Y fue justo tras oír esos rumores de amenazas que Belén Esteban decidió que ya era demasiado. En pleno directo, con la voz temblando de rabia, lanzó un ultimátum: “¡De la mía, ni esto! Yo he hablado mucho, hasta que me dejaron, pero la mía no ha ido a un plató de televisión ni a hablar de su padre ni de la Campanario ni de nadie de su familia”. Continuó: “Como yo oiga algo, os llevo por delante… Como yo oiga un comentario, no me corto ni un puto pelo, ¿vale?”. Fue claro. Nítido. Amenaza de guerra, si alguien pensaba cruzar esa línea.
En el programa intervino Carlota Corredera para intentar matizar lo que Belén decía. Preguntó directamente si alguien le había mandado algún mensaje advirtiendo lo que pasaría si seguía hablando del tema. Belén confirmó: “Me han dicho que no cuente nada, pero cuando yo me siento en un plató, no recibo órdenes”. No importan las consecuencias, aparentemente. Porque ella está dispuesta a defender a su hija sea como sea.

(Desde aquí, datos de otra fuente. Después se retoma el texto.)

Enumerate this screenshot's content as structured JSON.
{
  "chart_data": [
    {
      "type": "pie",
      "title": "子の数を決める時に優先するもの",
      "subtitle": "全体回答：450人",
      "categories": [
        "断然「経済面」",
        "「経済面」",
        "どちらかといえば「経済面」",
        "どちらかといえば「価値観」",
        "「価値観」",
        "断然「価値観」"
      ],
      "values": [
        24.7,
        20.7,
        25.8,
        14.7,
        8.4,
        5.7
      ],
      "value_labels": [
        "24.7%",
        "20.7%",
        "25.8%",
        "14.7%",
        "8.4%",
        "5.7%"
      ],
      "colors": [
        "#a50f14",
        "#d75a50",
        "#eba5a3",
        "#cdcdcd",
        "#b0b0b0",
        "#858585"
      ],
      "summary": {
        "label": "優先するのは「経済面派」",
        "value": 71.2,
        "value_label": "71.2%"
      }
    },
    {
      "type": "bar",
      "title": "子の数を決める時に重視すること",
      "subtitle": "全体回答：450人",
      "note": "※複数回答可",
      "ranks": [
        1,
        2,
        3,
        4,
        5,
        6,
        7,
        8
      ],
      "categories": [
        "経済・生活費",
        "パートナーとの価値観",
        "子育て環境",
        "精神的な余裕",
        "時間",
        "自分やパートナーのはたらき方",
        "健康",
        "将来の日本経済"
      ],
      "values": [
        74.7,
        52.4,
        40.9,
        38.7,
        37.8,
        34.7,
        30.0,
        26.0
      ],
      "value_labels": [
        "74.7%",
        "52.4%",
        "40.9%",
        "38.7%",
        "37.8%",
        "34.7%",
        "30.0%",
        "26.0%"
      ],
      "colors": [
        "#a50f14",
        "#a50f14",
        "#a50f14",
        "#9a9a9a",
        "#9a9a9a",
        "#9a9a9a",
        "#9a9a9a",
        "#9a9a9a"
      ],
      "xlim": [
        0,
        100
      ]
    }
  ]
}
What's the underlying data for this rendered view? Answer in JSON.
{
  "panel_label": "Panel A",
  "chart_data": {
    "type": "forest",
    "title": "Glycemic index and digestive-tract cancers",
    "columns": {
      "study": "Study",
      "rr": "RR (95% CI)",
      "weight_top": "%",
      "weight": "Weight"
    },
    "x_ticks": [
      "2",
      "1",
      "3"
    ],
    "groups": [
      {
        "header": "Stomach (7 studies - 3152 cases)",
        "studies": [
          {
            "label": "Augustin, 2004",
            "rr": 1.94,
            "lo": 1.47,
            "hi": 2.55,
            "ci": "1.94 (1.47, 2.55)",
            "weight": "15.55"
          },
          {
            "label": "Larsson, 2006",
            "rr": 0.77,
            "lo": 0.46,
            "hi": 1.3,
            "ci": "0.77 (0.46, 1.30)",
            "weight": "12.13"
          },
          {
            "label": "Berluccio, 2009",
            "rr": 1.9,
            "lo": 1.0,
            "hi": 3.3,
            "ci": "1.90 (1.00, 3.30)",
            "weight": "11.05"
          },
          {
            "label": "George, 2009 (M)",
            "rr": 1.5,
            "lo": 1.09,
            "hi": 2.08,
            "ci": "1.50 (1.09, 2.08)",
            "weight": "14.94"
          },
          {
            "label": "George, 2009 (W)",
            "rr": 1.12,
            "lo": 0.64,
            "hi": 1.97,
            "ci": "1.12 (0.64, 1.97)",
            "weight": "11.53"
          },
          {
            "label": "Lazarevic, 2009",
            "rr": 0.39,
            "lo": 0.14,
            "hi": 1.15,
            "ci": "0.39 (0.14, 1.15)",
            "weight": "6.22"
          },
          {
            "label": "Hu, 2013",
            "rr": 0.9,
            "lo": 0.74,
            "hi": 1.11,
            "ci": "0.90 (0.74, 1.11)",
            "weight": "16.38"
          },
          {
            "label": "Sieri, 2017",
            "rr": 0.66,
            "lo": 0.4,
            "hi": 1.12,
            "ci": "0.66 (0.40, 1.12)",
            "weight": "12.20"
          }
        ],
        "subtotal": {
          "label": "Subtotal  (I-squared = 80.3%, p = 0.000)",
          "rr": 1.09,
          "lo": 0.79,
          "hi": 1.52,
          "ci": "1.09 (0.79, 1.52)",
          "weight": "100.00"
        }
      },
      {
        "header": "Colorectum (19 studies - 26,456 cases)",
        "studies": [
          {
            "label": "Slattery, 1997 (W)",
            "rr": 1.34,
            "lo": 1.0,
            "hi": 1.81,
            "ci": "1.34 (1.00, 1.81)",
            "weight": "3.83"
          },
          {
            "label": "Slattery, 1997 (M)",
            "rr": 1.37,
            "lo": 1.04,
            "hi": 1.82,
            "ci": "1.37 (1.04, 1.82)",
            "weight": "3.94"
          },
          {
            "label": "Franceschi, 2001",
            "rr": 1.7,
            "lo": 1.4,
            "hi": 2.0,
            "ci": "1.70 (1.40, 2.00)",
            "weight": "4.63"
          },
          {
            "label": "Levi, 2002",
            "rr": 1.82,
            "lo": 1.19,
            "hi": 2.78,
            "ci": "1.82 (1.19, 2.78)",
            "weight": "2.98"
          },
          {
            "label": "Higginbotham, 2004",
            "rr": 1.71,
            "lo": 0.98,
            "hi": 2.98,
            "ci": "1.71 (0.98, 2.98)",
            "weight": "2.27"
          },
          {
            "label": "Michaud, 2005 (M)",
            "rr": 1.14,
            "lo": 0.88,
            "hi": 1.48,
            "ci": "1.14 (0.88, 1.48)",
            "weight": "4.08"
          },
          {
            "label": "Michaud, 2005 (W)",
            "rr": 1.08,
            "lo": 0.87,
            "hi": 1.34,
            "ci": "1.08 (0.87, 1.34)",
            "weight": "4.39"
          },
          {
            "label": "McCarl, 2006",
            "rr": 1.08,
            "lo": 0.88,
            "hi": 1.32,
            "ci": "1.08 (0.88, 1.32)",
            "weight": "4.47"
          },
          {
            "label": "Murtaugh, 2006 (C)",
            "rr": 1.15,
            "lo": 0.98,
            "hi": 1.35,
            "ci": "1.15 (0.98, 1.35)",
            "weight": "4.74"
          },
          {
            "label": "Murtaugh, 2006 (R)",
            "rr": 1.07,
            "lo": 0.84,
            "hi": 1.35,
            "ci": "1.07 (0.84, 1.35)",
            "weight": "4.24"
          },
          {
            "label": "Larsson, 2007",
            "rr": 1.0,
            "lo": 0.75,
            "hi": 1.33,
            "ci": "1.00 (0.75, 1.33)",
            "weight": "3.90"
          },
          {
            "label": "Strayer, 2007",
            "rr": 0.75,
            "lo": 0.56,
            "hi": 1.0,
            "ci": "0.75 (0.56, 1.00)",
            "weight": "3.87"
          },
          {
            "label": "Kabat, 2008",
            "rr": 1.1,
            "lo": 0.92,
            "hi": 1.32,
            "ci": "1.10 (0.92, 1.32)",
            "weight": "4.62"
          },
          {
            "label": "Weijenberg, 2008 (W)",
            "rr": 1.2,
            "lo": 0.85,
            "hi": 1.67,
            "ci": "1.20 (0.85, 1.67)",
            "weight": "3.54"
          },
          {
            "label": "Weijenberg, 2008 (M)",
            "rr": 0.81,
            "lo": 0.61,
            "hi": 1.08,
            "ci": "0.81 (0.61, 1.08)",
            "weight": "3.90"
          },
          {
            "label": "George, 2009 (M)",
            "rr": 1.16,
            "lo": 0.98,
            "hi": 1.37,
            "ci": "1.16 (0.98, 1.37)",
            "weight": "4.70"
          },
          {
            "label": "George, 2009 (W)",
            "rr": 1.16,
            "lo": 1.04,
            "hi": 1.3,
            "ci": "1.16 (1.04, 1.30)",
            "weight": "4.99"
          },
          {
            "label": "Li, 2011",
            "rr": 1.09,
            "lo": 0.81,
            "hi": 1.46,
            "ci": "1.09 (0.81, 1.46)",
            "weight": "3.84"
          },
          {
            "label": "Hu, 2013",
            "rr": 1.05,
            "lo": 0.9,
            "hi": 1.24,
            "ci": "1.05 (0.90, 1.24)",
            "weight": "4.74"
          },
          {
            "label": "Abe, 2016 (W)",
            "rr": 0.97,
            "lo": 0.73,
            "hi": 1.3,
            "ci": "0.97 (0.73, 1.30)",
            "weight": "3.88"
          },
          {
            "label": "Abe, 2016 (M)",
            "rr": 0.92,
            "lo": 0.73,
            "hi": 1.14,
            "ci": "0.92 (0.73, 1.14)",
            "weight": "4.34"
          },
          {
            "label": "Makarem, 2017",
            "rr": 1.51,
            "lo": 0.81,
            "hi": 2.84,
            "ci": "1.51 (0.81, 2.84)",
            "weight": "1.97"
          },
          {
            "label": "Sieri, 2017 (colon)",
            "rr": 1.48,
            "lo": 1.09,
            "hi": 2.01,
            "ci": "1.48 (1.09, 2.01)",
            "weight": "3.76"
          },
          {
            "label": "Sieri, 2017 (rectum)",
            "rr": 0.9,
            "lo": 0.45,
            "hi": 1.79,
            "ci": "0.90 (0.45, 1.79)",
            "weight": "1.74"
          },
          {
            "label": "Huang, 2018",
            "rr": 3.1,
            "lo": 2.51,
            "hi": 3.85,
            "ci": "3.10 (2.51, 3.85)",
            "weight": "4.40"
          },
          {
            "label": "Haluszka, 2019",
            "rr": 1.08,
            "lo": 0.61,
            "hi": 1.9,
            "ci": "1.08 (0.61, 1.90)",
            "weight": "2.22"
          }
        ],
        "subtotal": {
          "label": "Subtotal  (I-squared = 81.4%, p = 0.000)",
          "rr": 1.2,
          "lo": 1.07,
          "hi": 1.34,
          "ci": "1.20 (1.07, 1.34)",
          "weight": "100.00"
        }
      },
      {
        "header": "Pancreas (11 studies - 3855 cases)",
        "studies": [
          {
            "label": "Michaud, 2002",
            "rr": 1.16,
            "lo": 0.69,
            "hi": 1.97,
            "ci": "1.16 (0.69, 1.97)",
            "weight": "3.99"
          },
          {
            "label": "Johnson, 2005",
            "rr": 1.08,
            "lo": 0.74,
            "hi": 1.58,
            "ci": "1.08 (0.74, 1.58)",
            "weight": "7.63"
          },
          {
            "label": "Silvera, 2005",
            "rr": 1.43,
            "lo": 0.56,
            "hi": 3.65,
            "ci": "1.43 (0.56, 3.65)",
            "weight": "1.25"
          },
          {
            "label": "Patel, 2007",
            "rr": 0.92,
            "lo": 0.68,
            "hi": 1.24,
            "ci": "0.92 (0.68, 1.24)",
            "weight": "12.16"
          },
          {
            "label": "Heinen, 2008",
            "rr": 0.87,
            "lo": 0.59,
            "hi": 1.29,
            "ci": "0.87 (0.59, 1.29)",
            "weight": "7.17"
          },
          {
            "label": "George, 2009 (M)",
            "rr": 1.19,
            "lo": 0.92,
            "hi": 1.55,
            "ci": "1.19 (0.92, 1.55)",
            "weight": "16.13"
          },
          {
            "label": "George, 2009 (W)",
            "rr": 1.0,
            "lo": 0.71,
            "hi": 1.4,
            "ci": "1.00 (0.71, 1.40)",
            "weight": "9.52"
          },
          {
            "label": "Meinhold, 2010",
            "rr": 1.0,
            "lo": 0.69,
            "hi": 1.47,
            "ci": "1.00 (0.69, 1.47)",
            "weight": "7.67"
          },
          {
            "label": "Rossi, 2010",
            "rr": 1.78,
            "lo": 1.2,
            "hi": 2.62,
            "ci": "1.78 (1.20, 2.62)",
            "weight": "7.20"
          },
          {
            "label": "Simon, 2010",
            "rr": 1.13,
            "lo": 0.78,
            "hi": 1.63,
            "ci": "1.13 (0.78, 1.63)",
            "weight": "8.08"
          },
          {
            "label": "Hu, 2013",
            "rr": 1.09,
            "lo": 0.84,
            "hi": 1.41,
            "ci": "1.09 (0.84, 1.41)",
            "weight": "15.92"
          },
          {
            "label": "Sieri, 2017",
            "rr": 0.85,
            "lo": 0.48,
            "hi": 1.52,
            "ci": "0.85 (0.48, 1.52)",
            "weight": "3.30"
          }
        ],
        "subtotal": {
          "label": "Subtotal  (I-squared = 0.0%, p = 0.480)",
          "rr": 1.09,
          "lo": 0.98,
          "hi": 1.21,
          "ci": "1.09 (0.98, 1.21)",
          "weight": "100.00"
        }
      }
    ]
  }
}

Algunos medios han reportado que Belén asegura tener conocimiento de que los Costanzia querrían airear secretos del pasado de ella y de su vida privada. Que podrían usar cualquier filón para dañarla. Y frente a eso, su postura es de coraje: “No me hace falta denunciar, mi denuncia la hago aquí. Que tengan cojones, que los tengan”.
El aire en el estudio se cargó. Miradas tensas, silencio incómodo, captadores apuntando. El espectáculo ha comenzado aunque nadie quisiera realmente verlo. Porque estas amenazas, reales o no, han desatado algo más que una riña de famosos: es una batalla por dignidad. Una defensa pública de algo íntimo que Belén considera intocable: la integridad de su hija, la línea roja que no está dispuesta a que crucen.

Carlo Costanzia, por su parte, ha intentado ponerse al margen de algunas informaciones. En una aparición en el programa¡De viernes!, negó que ciertas memorias —publicadas por Mar Flores— sean verídicas, diciendo que va a pedir “amparo a la justicia”.
Mientras tanto, Belén sigue firme, sin dar marcha atrás. Ha dejado claro que el ruido mediático no la asusta; lo que la mueve es la protección de lo más cercano, lo más vulnerable. Lo que está en juego va más allá de las cámaras, los titulares o los chismes: es su vida, su historia, su familia.
Y así, lo que comenzó con un comentario “de invitados que no eran de un nivel”, se ha convertido en un escándalo gordísimo, un enfrentamiento de egos, reputaciones… y de amenazas cruzadas. La pregunta que muchos se hacen ahora es: ¿hasta dónde estarán dispuestos a llegar? ¿Y quién pagará el precio cuando la guerra de los platós deje de ser solo palabras?
Porque Belén Esteban lo dejó claro: la línea roja ya se ha trazado. Cuando se toca a la hija, ya no hay negociación. Y la guerra mediática acaba de comenzar.